Lawyers, Chairs and Hyundais

Car SalesmanAbraham Lincoln once said, “A lawyer who defends himself has a fool for a client.”  I have to wonder what Mr. Lincoln would have thought of a lawyer who appears on television doing his own commercials.  Judging by the ones I’ve seen it’s a wonder any plaintiff gets a penny in a lawsuit against a corporation with these mannequins representing them.

Wooden doesn’t begin to describe the way your average personal injury attorney (read ambulance chaser) comes across.  These people generally make the late “Old Man of the Mountains” seem downright engaging on a comparative personality scale.  And at least one lawyer that I can think of, although I can’t remember her name at the moment, looks like she’s making a hostage tape.  That deer-in-the-headlights, fixed-on-the-camera gaze makes me wonder if she was able to break free from her captors and escape from the studio.

But lawyers aren’t the only ones doing their own commercials.  Unfortunately.

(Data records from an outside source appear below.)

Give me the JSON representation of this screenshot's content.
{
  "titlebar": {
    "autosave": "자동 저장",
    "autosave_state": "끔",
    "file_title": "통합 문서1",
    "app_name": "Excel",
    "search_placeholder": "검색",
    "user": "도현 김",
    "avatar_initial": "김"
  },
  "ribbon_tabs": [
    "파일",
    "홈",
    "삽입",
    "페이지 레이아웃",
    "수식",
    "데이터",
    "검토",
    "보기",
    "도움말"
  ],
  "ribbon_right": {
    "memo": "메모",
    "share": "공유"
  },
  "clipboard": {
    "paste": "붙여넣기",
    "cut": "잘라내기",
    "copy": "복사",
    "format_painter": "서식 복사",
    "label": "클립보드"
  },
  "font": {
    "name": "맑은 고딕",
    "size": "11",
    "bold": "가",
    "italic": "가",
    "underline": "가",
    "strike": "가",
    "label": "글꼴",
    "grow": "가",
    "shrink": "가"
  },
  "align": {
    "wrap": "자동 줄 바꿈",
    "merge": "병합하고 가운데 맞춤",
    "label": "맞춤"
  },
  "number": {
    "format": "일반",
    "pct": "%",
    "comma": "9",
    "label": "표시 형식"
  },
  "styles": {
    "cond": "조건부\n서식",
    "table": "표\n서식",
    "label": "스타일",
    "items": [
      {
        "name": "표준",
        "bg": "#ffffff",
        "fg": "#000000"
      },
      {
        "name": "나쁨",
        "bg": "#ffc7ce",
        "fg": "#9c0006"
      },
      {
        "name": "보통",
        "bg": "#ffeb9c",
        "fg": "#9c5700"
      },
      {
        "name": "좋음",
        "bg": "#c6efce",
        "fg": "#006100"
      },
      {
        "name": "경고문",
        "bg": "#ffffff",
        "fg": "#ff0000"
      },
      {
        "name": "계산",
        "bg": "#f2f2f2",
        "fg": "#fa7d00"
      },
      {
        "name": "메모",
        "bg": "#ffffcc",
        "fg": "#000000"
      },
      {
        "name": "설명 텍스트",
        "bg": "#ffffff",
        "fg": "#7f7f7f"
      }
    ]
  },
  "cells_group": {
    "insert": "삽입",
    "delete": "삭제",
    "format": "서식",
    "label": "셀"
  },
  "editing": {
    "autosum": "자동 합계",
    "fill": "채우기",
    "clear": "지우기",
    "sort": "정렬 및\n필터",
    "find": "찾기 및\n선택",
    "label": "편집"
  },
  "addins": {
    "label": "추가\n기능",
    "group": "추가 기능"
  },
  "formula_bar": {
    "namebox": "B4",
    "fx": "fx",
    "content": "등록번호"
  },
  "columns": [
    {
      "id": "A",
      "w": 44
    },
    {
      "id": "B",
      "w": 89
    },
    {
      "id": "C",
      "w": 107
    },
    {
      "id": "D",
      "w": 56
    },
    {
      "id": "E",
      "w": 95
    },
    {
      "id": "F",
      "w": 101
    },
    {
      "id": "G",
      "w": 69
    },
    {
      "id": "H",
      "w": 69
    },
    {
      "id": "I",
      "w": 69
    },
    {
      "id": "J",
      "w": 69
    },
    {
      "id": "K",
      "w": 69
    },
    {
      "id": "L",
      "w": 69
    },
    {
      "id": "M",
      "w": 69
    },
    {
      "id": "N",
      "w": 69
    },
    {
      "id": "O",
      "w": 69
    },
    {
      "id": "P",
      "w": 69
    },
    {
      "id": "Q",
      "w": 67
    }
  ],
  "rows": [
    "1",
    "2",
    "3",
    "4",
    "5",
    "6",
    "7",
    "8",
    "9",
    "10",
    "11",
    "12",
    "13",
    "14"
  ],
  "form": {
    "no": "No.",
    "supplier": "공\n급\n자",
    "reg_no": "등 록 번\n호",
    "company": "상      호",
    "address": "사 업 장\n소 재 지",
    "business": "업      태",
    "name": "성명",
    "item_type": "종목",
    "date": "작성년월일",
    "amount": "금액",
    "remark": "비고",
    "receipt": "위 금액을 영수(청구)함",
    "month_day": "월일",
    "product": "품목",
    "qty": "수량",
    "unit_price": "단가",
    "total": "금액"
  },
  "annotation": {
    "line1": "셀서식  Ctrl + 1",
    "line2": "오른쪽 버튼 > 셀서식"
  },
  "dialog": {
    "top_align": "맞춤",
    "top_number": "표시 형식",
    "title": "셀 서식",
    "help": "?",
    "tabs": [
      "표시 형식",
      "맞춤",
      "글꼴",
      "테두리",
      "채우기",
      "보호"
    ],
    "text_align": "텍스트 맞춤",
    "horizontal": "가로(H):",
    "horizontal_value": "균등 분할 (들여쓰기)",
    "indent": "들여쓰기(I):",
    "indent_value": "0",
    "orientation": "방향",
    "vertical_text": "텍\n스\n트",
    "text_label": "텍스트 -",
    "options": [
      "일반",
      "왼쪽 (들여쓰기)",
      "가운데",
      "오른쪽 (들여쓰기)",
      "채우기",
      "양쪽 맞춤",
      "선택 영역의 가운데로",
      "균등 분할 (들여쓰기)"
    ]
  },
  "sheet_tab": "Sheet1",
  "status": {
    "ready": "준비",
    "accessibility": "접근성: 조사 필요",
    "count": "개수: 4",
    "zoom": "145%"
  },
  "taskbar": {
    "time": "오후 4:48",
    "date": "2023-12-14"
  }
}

It would appear that somewhere along the way somebody passed a law requiring the owners of furniture stores to do their own commercials and, whenever possible, do them badly.  It started with radio commercials by Elliot and Barry of Jordan’s Furniture and, as these things go, they weren’t that bad.  There actually was something about their not quite professional approach that helped them to stick out during the interminable commercial clusters that have become a part of radio.  Eventually they moved over to television and, since they were successful, people started imitating them.